Magnus Manske wrote:
If we'd limit ourselves to PHP, we could avoid XML, but PHP is not very well suited for this kind of text parsing, even with regexps, especially when it comes to performance. Also, using XML as an itermediate at one point opens potential for exchange with other services, either for output (generating static dumps, statistic analyses, etc.) or input (e.g., using other wiki markup in MediaWiki, for other projects).
I can sympathise with this line of reasoning. The lexing and parsing needs to be done in C/C++ for efficiency, but then the generated parse tree should be processed and compiled by PHP, so we need to "transfer" it, and XML does that job.
The one I'm currently working on is "manual" C++, but I see no reason not to use an parser-generator. Question: Can a parser-generator ensure the output (no matter the input) is valid XML?
Krzysztof Kowalczyk already tried to explain this, but I'll put it in different words. The parser generator doesn't "ensure" the output is valid XML; the programmer has to do that. But it's easy. A parser generator generates the code to turn wikitext into a parse tree; to go from a parse tree to a valid-XML representation of that parse tree is like 1+1=2. It's trivial.
Do you know what a parse tree is? If not, let me know, and I'll try to explain that to you too.
Can it remove potential harmful HTML tags?
Don't think of it as "removing". Don't think of the whole process as turning one text directly into another. It's not like that.
You give a parser generator a "grammar" (see [[formal grammar]]). If this grammar says that "<marquee>" isn't a syntax element, then it will be interpreted as text, and stored as such in the parse tree. Later (much later), when the parse tree is compiled into actual (X)HTML, the text would (obviously) be HTML-escaped. So it would become <marquee>.
Alternatively, of course, one can explicitly define <marquee> to be a null syntax element in the grammar, so that the final output doesn't contain it. But that shouldn't be necessary.
The chain would then be preprocessing-parsing-XML-XHTML.
Uhm... no. See: http://mail.wikipedia.org/pipermail/wikitech-l/2004-August/012135.html where I describe the process.
You don't want to do anything to the text before parsing it (assuming here that parsing includes lexing, although technically they're separate steps).
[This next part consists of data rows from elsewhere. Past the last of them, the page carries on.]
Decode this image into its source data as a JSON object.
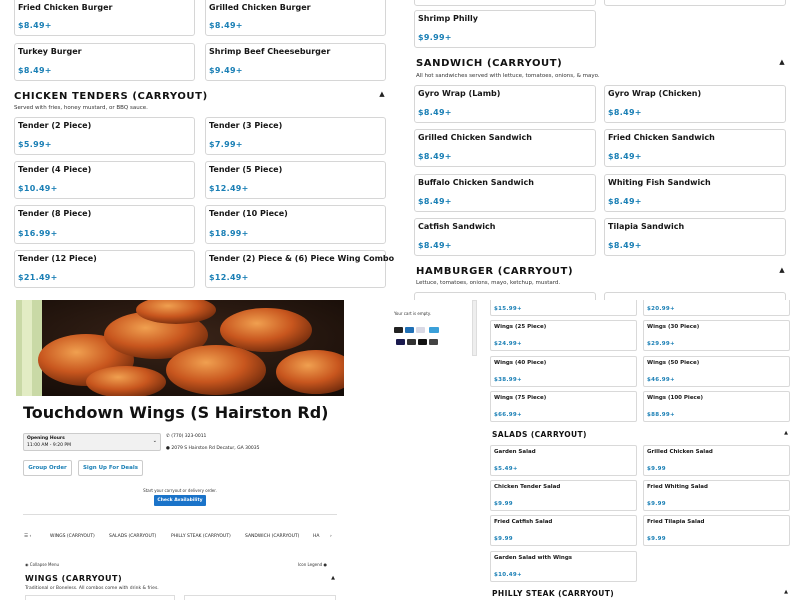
{
  "top_left": {
    "cards": [
      {
        "name": "Fried Chicken Burger",
        "price": "$8.49+"
      },
      {
        "name": "Grilled Chicken Burger",
        "price": "$8.49+"
      },
      {
        "name": "Turkey Burger",
        "price": "$8.49+"
      },
      {
        "name": "Shrimp Beef Cheeseburger",
        "price": "$9.49+"
      }
    ],
    "tenders_section": {
      "title": "CHICKEN TENDERS (CARRYOUT)",
      "description": "Served with fries, honey mustard, or BBQ sauce.",
      "items": [
        {
          "name": "Tender (2 Piece)",
          "price": "$5.99+"
        },
        {
          "name": "Tender (3 Piece)",
          "price": "$7.99+"
        },
        {
          "name": "Tender (4 Piece)",
          "price": "$10.49+"
        },
        {
          "name": "Tender (5 Piece)",
          "price": "$12.49+"
        },
        {
          "name": "Tender (8 Piece)",
          "price": "$16.99+"
        },
        {
          "name": "Tender (10 Piece)",
          "price": "$18.99+"
        },
        {
          "name": "Tender (12 Piece)",
          "price": "$21.49+"
        },
        {
          "name": "Tender (2) Piece & (6) Piece Wing Combo",
          "price": "$12.49+"
        }
      ]
    }
  },
  "top_right": {
    "shrimp_card": {
      "name": "Shrimp Philly",
      "price": "$9.99+"
    },
    "sandwich_section": {
      "title": "SANDWICH (CARRYOUT)",
      "description": "All hot sandwiches served with lettuce, tomatoes, onions, & mayo.",
      "items": [
        {
          "name": "Gyro Wrap (Lamb)",
          "price": "$8.49+"
        },
        {
          "name": "Gyro Wrap (Chicken)",
          "price": "$8.49+"
        },
        {
          "name": "Grilled Chicken Sandwich",
          "price": "$8.49+"
        },
        {
          "name": "Fried Chicken Sandwich",
          "price": "$8.49+"
        },
        {
          "name": "Buffalo Chicken Sandwich",
          "price": "$8.49+"
        },
        {
          "name": "Whiting Fish Sandwich",
          "price": "$8.49+"
        },
        {
          "name": "Catfish Sandwich",
          "price": "$8.49+"
        },
        {
          "name": "Tilapia Sandwich",
          "price": "$8.49+"
        }
      ]
    },
    "hamburger_section": {
      "title": "HAMBURGER (CARRYOUT)",
      "description": "Lettuce, tomatoes, onions, mayo, ketchup, mustard."
    }
  },
  "storefront": {
    "name": "Touchdown Wings (S Hairston Rd)",
    "hours_label": "Opening Hours",
    "hours_value": "11:00 AM - 9:20 PM",
    "phone": "(770) 323-0011",
    "address": "2079 S Hairston Rd Decatur, GA 30035",
    "group_order": "Group Order",
    "sign_up": "Sign Up For Deals",
    "start_text": "Start your carryout or delivery order.",
    "check_availability": "Check Availability",
    "cart_empty": "Your cart is empty.",
    "tabs": [
      "WINGS (CARRYOUT)",
      "SALADS (CARRYOUT)",
      "PHILLY STEAK (CARRYOUT)",
      "SANDWICH (CARRYOUT)",
      "HA"
    ],
    "collapse_menu": "Collapse Menu",
    "icon_legend": "Icon Legend",
    "wings_title": "WINGS (CARRYOUT)",
    "wings_desc": "Traditional or Boneless. All combos come with drink & fries."
  },
  "bottom_right": {
    "wings_items": [
      {
        "name": "",
        "price": "$15.99+"
      },
      {
        "name": "",
        "price": "$20.99+"
      },
      {
        "name": "Wings (25 Piece)",
        "price": "$24.99+"
      },
      {
        "name": "Wings (30 Piece)",
        "price": "$29.99+"
      },
      {
        "name": "Wings (40 Piece)",
        "price": "$38.99+"
      },
      {
        "name": "Wings (50 Piece)",
        "price": "$46.99+"
      },
      {
        "name": "Wings (75 Piece)",
        "price": "$66.99+"
      },
      {
        "name": "Wings (100 Piece)",
        "price": "$88.99+"
      }
    ],
    "salads_section": {
      "title": "SALADS (CARRYOUT)",
      "items": [
        {
          "name": "Garden Salad",
          "price": "$5.49+"
        },
        {
          "name": "Grilled Chicken Salad",
          "price": "$9.99"
        },
        {
          "name": "Chicken Tender Salad",
          "price": "$9.99"
        },
        {
          "name": "Fried Whiting Salad",
          "price": "$9.99"
        },
        {
          "name": "Fried Catfish Salad",
          "price": "$9.99"
        },
        {
          "name": "Fried Tilapia Salad",
          "price": "$9.99"
        },
        {
          "name": "Garden Salad with Wings",
          "price": "$10.49+"
        }
      ]
    },
    "philly_title": "PHILLY STEAK (CARRYOUT)"
  },
  "colors": {
    "price": "#1a7fb5",
    "accent_button": "#1a73c9",
    "card_border": "#d6d6d6"
  }
}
You want to do all processing after parsing.
Why? Well, because this is the purpose of parsing. We want to turn the text into a data structure that computers can handle better than text. It is much easier and much less error-prone to say "if this object is a tree node representing template-inclusion, then do this" than to say "search the string for some fuzzy pattern that looks a bit like a template inclusion, but look out for nesting, and make sure you get the parameters right, because they might contain pipes inside piped links, and try not to mess things up."
The XML could be cached, as all changes influenced by user options would happen only in the final step.
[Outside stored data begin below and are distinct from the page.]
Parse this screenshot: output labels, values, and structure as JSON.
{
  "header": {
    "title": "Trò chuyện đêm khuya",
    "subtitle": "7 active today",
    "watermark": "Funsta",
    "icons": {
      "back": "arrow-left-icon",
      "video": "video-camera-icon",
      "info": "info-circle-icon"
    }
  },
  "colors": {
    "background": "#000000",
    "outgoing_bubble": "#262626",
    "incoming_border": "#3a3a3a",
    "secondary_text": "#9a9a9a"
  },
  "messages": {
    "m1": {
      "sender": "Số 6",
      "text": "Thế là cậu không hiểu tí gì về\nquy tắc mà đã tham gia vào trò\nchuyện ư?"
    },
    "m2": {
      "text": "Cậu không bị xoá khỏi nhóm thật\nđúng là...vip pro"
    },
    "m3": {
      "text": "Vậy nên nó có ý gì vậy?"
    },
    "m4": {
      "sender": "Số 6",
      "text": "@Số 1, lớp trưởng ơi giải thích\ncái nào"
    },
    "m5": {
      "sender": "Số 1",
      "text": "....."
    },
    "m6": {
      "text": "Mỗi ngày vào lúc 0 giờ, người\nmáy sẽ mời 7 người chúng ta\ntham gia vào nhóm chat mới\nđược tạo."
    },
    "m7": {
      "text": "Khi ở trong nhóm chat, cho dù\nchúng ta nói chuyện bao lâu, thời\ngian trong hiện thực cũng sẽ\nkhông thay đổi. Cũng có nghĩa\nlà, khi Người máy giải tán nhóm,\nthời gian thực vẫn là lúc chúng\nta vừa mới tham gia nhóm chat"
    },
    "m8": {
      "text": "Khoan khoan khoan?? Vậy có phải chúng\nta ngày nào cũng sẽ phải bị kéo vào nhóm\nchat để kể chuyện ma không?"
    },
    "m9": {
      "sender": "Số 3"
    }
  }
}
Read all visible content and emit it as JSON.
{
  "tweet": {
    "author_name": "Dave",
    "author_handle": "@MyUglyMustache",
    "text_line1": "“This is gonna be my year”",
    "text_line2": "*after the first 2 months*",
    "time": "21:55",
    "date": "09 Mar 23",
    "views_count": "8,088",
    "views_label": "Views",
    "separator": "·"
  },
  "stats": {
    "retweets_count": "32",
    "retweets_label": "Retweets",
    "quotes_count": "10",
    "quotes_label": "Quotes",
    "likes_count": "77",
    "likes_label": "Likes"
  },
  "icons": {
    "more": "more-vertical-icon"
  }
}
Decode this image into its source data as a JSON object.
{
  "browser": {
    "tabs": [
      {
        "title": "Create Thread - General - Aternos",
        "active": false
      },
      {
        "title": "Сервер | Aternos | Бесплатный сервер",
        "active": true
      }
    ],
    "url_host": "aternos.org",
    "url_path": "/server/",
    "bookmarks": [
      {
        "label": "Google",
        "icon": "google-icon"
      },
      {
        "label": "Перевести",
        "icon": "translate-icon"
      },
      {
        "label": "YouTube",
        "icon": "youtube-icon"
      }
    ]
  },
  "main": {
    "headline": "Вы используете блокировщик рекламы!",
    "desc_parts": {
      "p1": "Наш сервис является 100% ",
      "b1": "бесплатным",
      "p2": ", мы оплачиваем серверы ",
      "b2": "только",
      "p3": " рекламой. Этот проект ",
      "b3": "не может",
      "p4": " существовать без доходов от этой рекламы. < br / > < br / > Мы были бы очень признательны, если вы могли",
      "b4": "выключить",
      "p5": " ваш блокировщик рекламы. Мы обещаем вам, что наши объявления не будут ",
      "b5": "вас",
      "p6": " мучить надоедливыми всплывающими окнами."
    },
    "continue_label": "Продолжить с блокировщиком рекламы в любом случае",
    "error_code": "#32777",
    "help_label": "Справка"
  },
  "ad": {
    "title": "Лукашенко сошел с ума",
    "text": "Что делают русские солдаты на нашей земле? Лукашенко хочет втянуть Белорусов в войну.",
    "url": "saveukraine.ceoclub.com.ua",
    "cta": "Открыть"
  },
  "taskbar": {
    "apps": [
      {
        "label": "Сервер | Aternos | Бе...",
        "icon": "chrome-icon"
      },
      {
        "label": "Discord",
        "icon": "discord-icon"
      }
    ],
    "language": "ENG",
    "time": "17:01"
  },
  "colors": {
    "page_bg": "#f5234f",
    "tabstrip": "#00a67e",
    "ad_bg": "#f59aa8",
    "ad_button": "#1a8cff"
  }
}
That is correct! But this XML would still be just the parse tree for the wiki text.
Caveat: Cache will have to be invalidated for variables and templates that change (e.g., {{NUMBEROFARTICLES}} and edited templates).
This is obvious. We already have to invalidate the cache for everything that changes.
However, currently we also need to invalidate the parser cache for pages that include a template we have edited. This should not be necessary. We should be able to retrieve the parse tree for a page independently of that for the included templates. To put them together at page-view time is not costly, because we have to compile the parse tree into HTML anyway (which is also not costly, but it means one sweep through the parse tree).
Once the parser is basically working, we can [...] run some benchmarks against the current parser. That should give us some more facts to base a decision on.
Personally, I'm almost inclined to say that having a proper parser is more important than performance. :-) But I'm confident that it will outperform the current parser by far.